Evvarikee Cheppoddu () is a 2019 Indian Telugu-language romantic drama film directed by Basava Shankar. The film stars Rakesh Varre (in his lead debut) and newcomer Gargeyi Yellapragada. The film was released to positive reviews.

Cast 
Rakesh Varre as Hari
Gargeyi Yellapragada as Harathi
Vamsi Raj Nekkanti as Harathi's father

Production 
Basava Shankar, who worked as an assistant director for Run Raja Run and Pelli Choopulu, made his directorial debut with this film.

Soundtrack 
Music by Shankar Sharma and lyrics by Vasu Valaboju.
"Reppakuda Veyaniva" - Divya S. Menon
"Idi Chakkani Vela" -  Sanoop Kalarikkal, Anju Joseph 
"Ayyo Ayyayyo" - Mano
"Avuna Nijamena" - KS Harisankar and Shashaa Tirupati

Reception 
A critic from The Times of India gave the film a rating of three out of five stars and opined that "Evvarikee Cheppoddu is like a surprising, breath of fresh air in midst of all the mass masala.
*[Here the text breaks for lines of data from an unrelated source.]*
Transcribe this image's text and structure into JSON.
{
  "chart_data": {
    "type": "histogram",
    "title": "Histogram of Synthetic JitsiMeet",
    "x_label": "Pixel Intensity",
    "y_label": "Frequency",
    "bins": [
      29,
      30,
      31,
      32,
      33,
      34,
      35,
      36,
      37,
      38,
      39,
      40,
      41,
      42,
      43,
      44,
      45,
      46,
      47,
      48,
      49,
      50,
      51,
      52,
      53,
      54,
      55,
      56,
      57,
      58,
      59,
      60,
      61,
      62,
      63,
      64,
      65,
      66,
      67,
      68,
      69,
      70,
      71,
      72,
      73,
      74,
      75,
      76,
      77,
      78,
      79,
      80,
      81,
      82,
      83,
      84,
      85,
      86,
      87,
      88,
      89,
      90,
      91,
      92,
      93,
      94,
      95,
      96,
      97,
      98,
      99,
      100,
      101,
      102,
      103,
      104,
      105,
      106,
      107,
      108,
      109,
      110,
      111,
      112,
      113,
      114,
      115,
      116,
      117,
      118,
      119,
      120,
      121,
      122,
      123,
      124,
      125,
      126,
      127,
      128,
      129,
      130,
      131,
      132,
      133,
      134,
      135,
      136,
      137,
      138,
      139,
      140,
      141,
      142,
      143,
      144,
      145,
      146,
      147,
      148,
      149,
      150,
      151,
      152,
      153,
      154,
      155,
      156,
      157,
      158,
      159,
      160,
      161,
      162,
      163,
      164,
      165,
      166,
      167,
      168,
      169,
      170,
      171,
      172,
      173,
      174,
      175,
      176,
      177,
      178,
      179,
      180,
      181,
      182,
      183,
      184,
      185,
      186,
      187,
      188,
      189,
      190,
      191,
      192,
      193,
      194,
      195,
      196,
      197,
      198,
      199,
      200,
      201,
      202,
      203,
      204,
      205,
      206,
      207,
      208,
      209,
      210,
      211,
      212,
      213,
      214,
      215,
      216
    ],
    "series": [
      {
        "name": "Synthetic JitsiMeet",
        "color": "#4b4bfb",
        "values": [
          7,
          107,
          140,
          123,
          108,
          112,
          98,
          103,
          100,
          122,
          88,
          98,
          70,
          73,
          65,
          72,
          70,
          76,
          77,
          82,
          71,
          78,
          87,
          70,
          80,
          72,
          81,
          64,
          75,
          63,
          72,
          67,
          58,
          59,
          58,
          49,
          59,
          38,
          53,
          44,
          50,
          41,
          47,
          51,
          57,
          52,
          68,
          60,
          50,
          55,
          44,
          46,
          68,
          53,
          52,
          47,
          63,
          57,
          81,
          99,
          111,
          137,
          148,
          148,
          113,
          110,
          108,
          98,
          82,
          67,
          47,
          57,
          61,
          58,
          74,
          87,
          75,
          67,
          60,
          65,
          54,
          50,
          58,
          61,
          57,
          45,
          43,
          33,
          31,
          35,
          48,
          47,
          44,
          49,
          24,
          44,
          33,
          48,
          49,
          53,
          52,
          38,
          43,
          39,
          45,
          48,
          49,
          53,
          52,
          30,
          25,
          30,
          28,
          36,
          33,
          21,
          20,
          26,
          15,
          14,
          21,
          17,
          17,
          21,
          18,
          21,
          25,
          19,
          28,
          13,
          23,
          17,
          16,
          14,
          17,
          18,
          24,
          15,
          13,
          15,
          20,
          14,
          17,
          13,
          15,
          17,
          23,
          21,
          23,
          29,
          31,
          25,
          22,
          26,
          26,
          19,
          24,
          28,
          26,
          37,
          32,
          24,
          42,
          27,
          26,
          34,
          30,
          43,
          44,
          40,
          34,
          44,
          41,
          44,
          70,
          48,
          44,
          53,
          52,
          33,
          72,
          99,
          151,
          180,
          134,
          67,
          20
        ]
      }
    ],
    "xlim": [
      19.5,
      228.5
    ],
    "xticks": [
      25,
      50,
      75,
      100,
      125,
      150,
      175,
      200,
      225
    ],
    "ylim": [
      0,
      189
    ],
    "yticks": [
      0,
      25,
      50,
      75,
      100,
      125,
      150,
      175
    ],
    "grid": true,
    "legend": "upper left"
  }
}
Debutant Basava Shankar selected a script that tells the same ol’ tale. But the way he handles it, exploring something like caste feeling with a humorous touch is what sets him apart". A critic from 123telugu said that "On the whole, Evvarikee Cheppoddu is a message-oriented love story that impresses in bits and pieces. The chemistry between the lead pair and a few romantic scenes related to them are showcased well".

Home media 
The film is available to stream on Netflix.